I think you can use append in DataStreams. I’ll have more info on this soon.

Unfortunately my initial experience with it was bad enough that my response was to immediately abandon it rather than try to figure out the real reasons for the slowness. That said, I should probably revisit it, it would be very gratifying to be able to use Query.

By the way, does Query support Pandas? Is there a DataStreams interface for Pandas?

Before I started doing data science and was doing HEP, we always used a serialization format called a ROOT tree and in retrospect I really wish I had taken more time to appreciate how wonderful the tools I was working with really were. I’ve actually toyed with the idea of going back to using ROOT trees. One of the big problems with doing data science as opposed to HEP is that you have data in all sorts of ridiculous formats like strings and the ungodly absurdity that is date-time. When I did HEP everything was a double (occassionally an integer) and if you had suggested to me that I store date-time data anywhere on my file system I would have kicked you out of my office. This has led me to toying with the idea that all data should be only ints and floats, but that it should be made easy for it to be displayed to humans in other ways (this is already the case of course, but what I mean is more along the lines of only allowing data to be stored in e.g. Vector{Int} or Vector{Float64}). I’m getting waaaay off topic now, but these are just some of the ideas that have been bouncing around in my head. I’m really sick of spending time manipulating data. I’m sure we all are.

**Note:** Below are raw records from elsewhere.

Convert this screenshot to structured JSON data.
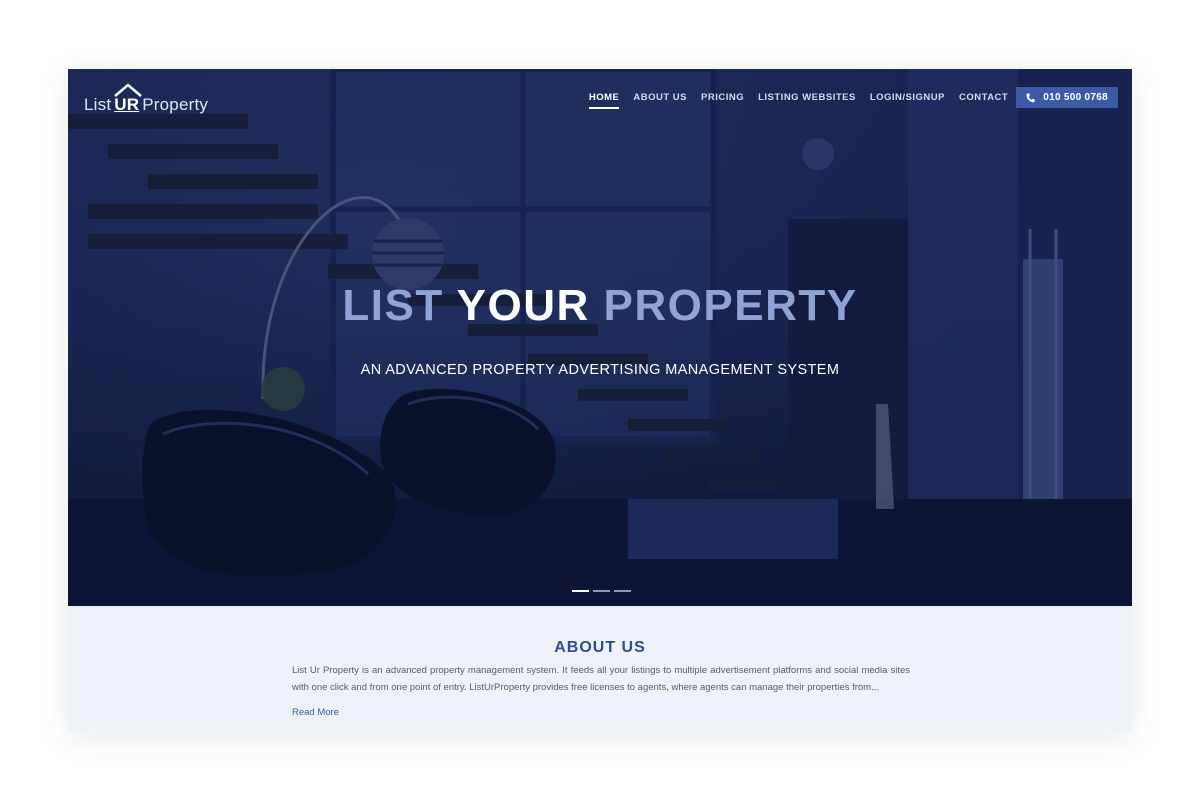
{
  "brand": {
    "logo_prefix": "List",
    "logo_highlight": "UR",
    "logo_suffix": "Property"
  },
  "nav": {
    "items": [
      {
        "label": "HOME",
        "active": true
      },
      {
        "label": "ABOUT US",
        "active": false
      },
      {
        "label": "PRICING",
        "active": false
      },
      {
        "label": "LISTING WEBSITES",
        "active": false
      },
      {
        "label": "LOGIN/SIGNUP",
        "active": false
      },
      {
        "label": "CONTACT",
        "active": false
      }
    ],
    "phone": "010 500 0768",
    "phone_icon": "phone-icon"
  },
  "hero": {
    "title_part1": "LIST",
    "title_part2": "YOUR",
    "title_part3": "PROPERTY",
    "subtitle": "AN ADVANCED PROPERTY ADVERTISING MANAGEMENT SYSTEM",
    "slides": 3,
    "active_slide": 1
  },
  "about": {
    "heading": "ABOUT US",
    "text": "List Ur Property is an advanced property management system. It feeds all your listings to multiple advertisement platforms and social media sites with one click and from one point of entry. ListUrProperty provides free licenses to agents, where agents can manage their properties from...",
    "read_more": "Read More"
  },
  "colors": {
    "accent": "#3c5aa6",
    "heading": "#2f4b8f",
    "hero_overlay": "#1e2a55",
    "section_bg": "#eef1f8"
  }
}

My Stata benchmark wasn’t quite right. Stata doesn’t support multiple in memory datasets, so the by operation I benchmarked was actually a by plus a join.

Regarding joins, for DataTables:

dt2 =  by(dt, :B, d -> mean(d[:A]))
join(dt, dt2, on = :B)

For pandas:

df2 = mean(groupby(df, "B"))
df3 = merge(df, df2, left_on = "B", right_index = true)

I suspect there is some way to do this all in one go, like with broadcasting and the dot notation in Julia.

DataTables: 459s
Pandas: 14s


Ouch. Thanks for catching this. I really need to reconsider the new algorithms we use. Better use DataFrames until then, it gives timings much closer to Pandas.